There's only a £15 saving though on the normal price...


----------



## Guest (Dec 29, 2016)

Naith said:


> There's only a £15 saving though on the normal price...


Isn't £15 enough of a saving for £80 worth of products, £35 is way cheap


----------



## Andy from Sandy (May 6, 2011)

Halfords show the original price was £50. Where do you get it is £100 worth of stuff?


----------



## BillyT (Jun 22, 2008)

Naith said:


> There's only a £15 saving though on the normal price...





Andy from Sandy said:


> Halfords show the original price was £50. Where do you get it is £100 worth of stuff?


Ok i dont know why your flaming me for putting this up i was only trying to help. Here is the break down of each product on Halfords website i know it says £50 all i said was its around £100 worth of stuff.
Meguiars Ultimate Wash and Wax 16oz £9.50
Meguiars Ultimate Quik Wax 450ml £13.99
Meguiars Supreme Shine Microfibre £7.00 x2 so £14 
Meguiars Hot Rims All Wheel Cleaner 710ml £11.99
Meguiars Endurance High Gloss Tyre Protection 473ml £11.99
Meguiars Tyre Dressing Applicator Pad £6.99
Meguiars Perfect Clarity Glass Cleaner 473ml £9.99
And the bag on Ebay retail price £22

total around £100 :wall:


----------



## Sicskate (Oct 3, 2012)

That's a decent kit for any beginning, I'm almost tempted myself... But I already have other products (10 of each) that do the same thing. 

But for a beginner it's an awesome kit


----------



## TonyHill (Jul 28, 2015)

BillyT said:


> Ok i dont know why your flaming me for putting this up i was only trying to help. Here is the break down of each product on Halfords website i know it says £50 all i said was its around £100 worth of stuff.
> Meguiars Ultimate Wash and Wax 16oz £9.50
> Meguiars Ultimate Quik Wax 450ml £13.99
> Meguiars Supreme Shine Microfibre £7.00 x2 so £14
> ...


I knew what you meant straight away bud, it's pretty obvious really!!!! :thumb:


----------



## Andy from Sandy (May 6, 2011)

Just goes to show the massive markups made on some products.


----------



## ncd (Dec 12, 2005)

Andy from Sandy said:


> Just goes to show the massive markups made on some products.


To be fair though, massive markups pay for research and development on new products.
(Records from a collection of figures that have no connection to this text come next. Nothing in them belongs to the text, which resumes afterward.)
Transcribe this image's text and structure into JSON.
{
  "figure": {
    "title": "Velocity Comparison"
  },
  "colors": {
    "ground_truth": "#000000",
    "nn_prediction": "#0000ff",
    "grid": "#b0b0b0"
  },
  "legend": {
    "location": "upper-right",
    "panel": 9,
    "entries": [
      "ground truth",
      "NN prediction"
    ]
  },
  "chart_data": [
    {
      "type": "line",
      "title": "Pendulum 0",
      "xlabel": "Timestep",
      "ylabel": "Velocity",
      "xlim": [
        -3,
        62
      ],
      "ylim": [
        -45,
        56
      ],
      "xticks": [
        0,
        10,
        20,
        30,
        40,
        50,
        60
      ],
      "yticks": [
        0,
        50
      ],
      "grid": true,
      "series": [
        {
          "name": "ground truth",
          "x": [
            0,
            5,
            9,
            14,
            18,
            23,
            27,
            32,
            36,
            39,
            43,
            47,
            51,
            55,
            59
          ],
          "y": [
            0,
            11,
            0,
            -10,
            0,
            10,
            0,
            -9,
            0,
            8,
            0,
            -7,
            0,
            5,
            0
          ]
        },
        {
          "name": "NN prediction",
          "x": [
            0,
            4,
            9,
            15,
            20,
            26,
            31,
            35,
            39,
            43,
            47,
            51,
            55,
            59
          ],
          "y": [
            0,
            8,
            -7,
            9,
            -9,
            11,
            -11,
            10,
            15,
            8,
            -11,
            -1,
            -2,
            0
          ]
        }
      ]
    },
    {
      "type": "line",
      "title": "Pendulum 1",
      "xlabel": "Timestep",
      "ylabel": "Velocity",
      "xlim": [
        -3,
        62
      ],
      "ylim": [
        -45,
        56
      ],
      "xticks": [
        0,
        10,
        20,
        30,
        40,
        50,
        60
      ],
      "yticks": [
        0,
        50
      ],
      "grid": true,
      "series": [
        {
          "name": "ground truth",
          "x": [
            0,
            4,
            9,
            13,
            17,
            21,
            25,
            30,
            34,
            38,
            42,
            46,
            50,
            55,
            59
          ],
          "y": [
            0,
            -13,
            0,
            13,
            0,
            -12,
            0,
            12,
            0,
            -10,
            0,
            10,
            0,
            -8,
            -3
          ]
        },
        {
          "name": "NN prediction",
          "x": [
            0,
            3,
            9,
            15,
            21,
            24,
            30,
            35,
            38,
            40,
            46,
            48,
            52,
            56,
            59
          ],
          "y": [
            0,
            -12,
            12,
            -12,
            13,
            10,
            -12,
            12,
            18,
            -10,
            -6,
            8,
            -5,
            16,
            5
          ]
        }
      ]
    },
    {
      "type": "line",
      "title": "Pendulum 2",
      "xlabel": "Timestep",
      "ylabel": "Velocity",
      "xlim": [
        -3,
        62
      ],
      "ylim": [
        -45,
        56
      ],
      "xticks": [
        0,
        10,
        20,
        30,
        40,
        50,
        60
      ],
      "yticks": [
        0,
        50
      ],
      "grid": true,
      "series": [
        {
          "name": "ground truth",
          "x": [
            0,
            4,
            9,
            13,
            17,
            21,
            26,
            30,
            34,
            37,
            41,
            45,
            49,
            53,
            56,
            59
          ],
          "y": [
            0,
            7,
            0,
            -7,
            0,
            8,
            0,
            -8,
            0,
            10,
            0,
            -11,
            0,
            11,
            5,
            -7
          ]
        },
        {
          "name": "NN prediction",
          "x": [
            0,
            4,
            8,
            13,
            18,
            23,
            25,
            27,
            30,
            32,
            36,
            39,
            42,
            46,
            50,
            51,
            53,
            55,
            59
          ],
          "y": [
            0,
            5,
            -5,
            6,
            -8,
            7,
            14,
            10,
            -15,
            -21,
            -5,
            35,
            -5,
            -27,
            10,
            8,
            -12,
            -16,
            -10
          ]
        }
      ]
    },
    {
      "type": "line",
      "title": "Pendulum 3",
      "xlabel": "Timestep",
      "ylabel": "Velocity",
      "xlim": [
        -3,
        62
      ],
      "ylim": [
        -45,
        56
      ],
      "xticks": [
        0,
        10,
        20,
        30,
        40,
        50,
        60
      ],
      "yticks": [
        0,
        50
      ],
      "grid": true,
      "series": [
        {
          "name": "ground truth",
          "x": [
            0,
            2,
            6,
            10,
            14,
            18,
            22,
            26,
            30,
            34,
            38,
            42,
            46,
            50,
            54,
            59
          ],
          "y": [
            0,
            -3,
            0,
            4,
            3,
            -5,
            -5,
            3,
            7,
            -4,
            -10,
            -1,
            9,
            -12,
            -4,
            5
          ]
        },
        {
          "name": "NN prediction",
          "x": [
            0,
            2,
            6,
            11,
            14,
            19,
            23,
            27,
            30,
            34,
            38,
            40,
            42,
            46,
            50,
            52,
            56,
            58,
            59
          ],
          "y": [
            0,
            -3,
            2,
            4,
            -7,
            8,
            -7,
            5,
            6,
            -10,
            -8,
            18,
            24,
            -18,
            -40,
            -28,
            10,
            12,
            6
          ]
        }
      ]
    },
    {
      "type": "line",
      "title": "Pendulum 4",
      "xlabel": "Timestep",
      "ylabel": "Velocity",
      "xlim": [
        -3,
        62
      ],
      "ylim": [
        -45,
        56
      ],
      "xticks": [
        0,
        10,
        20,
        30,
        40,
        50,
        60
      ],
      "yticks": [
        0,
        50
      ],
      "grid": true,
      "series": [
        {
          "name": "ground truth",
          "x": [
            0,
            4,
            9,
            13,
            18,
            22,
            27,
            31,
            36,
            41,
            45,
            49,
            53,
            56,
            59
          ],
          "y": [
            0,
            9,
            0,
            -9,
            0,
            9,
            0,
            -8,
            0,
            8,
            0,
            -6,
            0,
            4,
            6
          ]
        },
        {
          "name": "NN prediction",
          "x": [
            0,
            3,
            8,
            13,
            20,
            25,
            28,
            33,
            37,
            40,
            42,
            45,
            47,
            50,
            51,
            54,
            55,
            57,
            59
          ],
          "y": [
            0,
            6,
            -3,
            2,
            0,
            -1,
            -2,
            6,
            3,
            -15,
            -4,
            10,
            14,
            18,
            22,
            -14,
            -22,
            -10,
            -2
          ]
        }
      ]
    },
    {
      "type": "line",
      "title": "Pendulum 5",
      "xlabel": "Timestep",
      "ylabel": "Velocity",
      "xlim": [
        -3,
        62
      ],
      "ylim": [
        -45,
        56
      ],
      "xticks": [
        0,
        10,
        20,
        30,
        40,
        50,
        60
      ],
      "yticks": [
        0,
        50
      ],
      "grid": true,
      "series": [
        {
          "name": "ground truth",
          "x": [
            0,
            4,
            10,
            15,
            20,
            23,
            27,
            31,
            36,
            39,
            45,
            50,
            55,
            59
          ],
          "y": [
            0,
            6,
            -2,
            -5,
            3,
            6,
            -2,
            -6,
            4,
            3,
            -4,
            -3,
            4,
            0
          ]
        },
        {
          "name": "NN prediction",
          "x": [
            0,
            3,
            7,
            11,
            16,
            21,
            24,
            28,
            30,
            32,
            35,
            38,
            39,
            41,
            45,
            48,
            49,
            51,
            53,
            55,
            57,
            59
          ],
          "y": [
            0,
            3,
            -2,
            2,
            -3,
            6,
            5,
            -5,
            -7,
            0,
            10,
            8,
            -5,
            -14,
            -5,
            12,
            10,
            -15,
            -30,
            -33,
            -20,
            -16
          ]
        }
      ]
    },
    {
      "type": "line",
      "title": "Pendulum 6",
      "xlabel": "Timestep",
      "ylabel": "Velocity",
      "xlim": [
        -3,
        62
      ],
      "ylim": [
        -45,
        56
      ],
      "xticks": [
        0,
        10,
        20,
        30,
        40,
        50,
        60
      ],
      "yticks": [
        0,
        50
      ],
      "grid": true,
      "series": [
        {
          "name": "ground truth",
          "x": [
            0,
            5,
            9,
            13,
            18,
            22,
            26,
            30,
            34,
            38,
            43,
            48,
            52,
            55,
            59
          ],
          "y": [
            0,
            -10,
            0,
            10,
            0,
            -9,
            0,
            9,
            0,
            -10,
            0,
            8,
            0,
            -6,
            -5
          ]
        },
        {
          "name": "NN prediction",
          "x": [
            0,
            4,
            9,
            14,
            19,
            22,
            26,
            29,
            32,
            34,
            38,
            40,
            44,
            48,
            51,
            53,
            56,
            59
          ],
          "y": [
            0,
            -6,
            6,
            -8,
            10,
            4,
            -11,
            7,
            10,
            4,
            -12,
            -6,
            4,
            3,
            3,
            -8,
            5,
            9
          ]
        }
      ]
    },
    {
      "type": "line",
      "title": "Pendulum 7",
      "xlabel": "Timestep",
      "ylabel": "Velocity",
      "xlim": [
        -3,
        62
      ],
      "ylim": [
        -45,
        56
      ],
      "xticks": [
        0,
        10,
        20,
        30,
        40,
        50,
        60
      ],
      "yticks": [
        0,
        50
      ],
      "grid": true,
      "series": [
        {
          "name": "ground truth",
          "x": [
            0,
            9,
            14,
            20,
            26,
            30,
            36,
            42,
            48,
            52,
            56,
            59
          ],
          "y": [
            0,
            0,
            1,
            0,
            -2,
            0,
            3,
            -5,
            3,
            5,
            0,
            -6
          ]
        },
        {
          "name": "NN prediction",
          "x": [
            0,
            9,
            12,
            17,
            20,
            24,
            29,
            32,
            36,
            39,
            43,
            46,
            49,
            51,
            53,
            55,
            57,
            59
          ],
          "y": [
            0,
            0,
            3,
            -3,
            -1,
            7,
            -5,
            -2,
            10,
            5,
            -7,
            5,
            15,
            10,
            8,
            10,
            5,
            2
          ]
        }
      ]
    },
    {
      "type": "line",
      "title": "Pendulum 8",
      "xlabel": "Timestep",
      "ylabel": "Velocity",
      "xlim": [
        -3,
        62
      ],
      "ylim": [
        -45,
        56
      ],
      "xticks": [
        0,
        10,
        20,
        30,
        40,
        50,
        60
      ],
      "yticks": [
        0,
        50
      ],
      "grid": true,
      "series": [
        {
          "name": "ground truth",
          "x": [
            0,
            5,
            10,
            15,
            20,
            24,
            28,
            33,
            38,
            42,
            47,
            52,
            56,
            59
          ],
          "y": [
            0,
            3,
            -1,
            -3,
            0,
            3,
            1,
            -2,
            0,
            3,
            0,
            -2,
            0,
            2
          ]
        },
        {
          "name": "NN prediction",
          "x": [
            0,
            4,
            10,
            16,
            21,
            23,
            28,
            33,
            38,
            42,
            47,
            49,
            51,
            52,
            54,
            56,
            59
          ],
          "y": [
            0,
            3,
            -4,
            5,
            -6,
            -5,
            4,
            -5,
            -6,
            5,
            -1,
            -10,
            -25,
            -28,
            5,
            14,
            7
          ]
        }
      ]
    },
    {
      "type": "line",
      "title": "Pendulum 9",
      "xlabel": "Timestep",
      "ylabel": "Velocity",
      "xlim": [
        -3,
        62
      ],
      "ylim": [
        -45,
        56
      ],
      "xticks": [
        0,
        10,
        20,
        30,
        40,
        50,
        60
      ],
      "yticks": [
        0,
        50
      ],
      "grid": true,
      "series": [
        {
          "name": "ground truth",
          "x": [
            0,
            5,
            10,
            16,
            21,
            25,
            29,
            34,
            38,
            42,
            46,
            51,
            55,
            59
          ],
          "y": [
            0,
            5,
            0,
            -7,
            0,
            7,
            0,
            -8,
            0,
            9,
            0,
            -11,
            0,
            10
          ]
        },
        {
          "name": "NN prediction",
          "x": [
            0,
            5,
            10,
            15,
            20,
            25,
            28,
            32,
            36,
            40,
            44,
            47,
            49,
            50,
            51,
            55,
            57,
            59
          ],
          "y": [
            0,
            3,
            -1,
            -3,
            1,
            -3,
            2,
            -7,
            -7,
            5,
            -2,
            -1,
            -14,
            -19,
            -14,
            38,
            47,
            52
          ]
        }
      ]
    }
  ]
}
Sometimes companies need "cash cows" to subsidise other less profitable products as well.

Sent from my SM-G920F using Tapatalk


----------



## Top Gear Dog (Nov 28, 2008)

Hmmmm, got a £20 Halfrauds voucher for crimbo......


----------



## cadmunkey (Jun 8, 2015)

All of those items are good quality, the only one I have never used is the wheel spray.
Perfect kit for £35 that!


----------



## Top Gear Dog (Nov 28, 2008)

Ordered.... SWMBO's new car is getting it on Saturday.... :detailer:


Edit.. Now purchased.


----------



## todds (Feb 17, 2015)

Thanks for taking the time and effort to post this up. some posters love to nitt pick even when members are trying to be helpful like your good self. best to ignore them:thumb:
todds


----------



## Top Gear Dog (Nov 28, 2008)

I used mine today. Very impressed with all of the products! The cloths are brilliant.


----------